KSENTINI A REMIS, JEUDI, A BOUTEFLIKA SON RAPPORT SUR LES DISPARUS

«Amnistie, vérité, réparation»

Le Quotidien d'Oran, 2 avril 2005

6.146 personnes c’est le chiffre définitif du nombre de disparus par le fait des services de sécurité (tous corps confondus) auquel est arrivé Me Farouk Ksentini avant de clore son rapport qu’il a remis, jeudi dernier, au président de la République.

Il n’y a aucun survivant parmi ces disparus. «Ils sont tous morts, je suis absolument catégorique», nous a-t-il confié, hier, au téléphone. Préférant réserver la «primeur au président de la République», le président de la CNCPPDH a accepté de nous livrer les «grandes lignes» du rapport du mécanisme ad hoc chargé de la question des disparus (installé en septembre 2003) en laissant le soin au premier magistrat de décider de «rendre public ou non», son contenu. Tout en se défendant d’être à la tête d’une commission d’enquête, Me Ksentini affirme que tous les cas de disparus qui lui ont été soumis sont «le fait des agents de l’Etat». Il propose que l’Etat dise «toute la vérité» aux familles des disparus «d’une manière officielle et définitive» pour «clore ce douloureux dossier».

L’essentiel étant, pour lui de «réhabiliter la mémoire des disparus». «Il n’est plus question, dit-il, qu’ils soient assimilés à des terroristes ou à la périphérie du terrorisme». Pour Ksentini, «la responsabilité de l’Etat sur le plan civil est parfaitement établie, puisqu’il n’a pas assuré la sécurité de ses citoyens», d’où l’idée de «réparation» qu’il convient, selon lui, de «proposer aux familles sans, toutefois, leur imposer», ajoute-t-il.

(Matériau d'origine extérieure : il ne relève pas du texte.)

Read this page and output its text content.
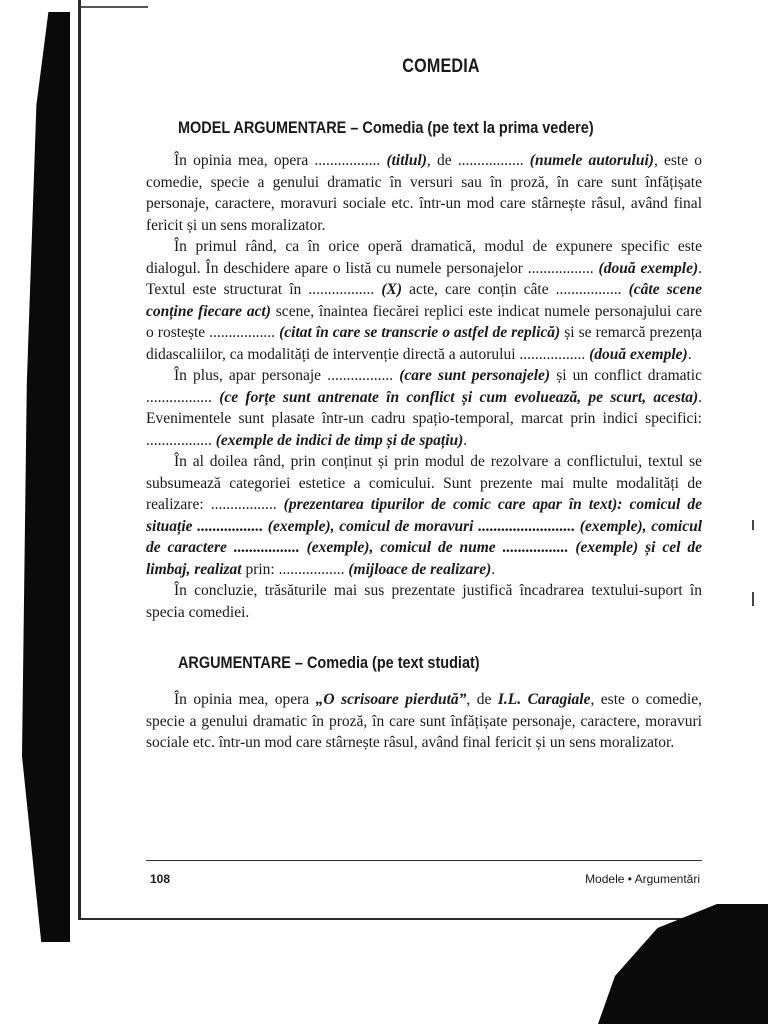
COMEDIA
MODEL ARGUMENTARE – Comedia (pe text la prima vedere)

În opinia mea, opera ................. (titlul), de ................. (numele autorului), este o comedie, specie a genului dramatic în versuri sau în proză, în care sunt înfățișate personaje, caractere, moravuri sociale etc. într-un mod care stârnește râsul, având final fericit și un sens moralizator.

În primul rând, ca în orice operă dramatică, modul de expunere specific este dialogul. În deschidere apare o listă cu numele personajelor ................. (două exemple). Textul este structurat în ................. (X) acte, care conțin câte ................. (câte scene conține fiecare act) scene, înaintea fiecărei replici este indicat numele personajului care o rostește ................. (citat în care se transcrie o astfel de replică) și se remarcă prezența didascaliilor, ca modalități de intervenție directă a autorului ................. (două exemple).

În plus, apar personaje ................. (care sunt personajele) și un conflict dramatic ................. (ce forțe sunt antrenate în conflict și cum evoluează, pe scurt, acesta). Evenimentele sunt plasate într-un cadru spațio-temporal, marcat prin indici specifici: ................. (exemple de indici de timp și de spațiu).

În al doilea rând, prin conținut și prin modul de rezolvare a conflictului, textul se subsumează categoriei estetice a comicului. Sunt prezente mai multe modalități de realizare: ................. (prezentarea tipurilor de comic care apar în text): comicul de situație ................. (exemple), comicul de moravuri ......................... (exemple), comicul de caractere ................. (exemple), comicul de nume ................. (exemple) și cel de limbaj, realizat prin: ................. (mijloace de realizare).

În concluzie, trăsăturile mai sus prezentate justifică încadrarea textului-suport în specia comediei.

ARGUMENTARE – Comedia (pe text studiat)

În opinia mea, opera „O scrisoare pierdută”, de I.L. Caragiale, este o comedie, specie a genului dramatic în proză, în care sunt înfățișate personaje, caractere, moravuri sociale etc. într-un mod care stârnește râsul, având final fericit și un sens moralizator.

108	Modele • Argumentări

A cette occasion, Ksentini a réitéré sa position à savoir que «l’Etat est responsable mais pas coupable». Ce sont des «agents de l’Etat et non pas les institutions qui sont responsables des disparitions», affirme-t-il. «A charge pour les autorités d’identifier les responsables de ces disparitions», ce qui lui semble, d’ailleurs, «difficile à établir» étant donné que ces «agents ont agi à titre individuel, sans respect de la loi».

En outre, pense-t-il, «les familles peuvent introduire des requêtes auprès de la justice contre les personnes ou les groupes de personnes qu’elles pensent être responsables des disparitions de leurs proches». Que pense-t-il du fait que des dizaines de plaintes déposées, à ce jour, par les familles n’aient jamais abouti à l’ouverture d’une enquête judiciaire? Ksentini estime qu’il est «absolument intolérable que la justice reste impassible» à propos de ce dossier et encourage les familles à «faire pression» sur elle pour «faire aboutir leurs requêtes».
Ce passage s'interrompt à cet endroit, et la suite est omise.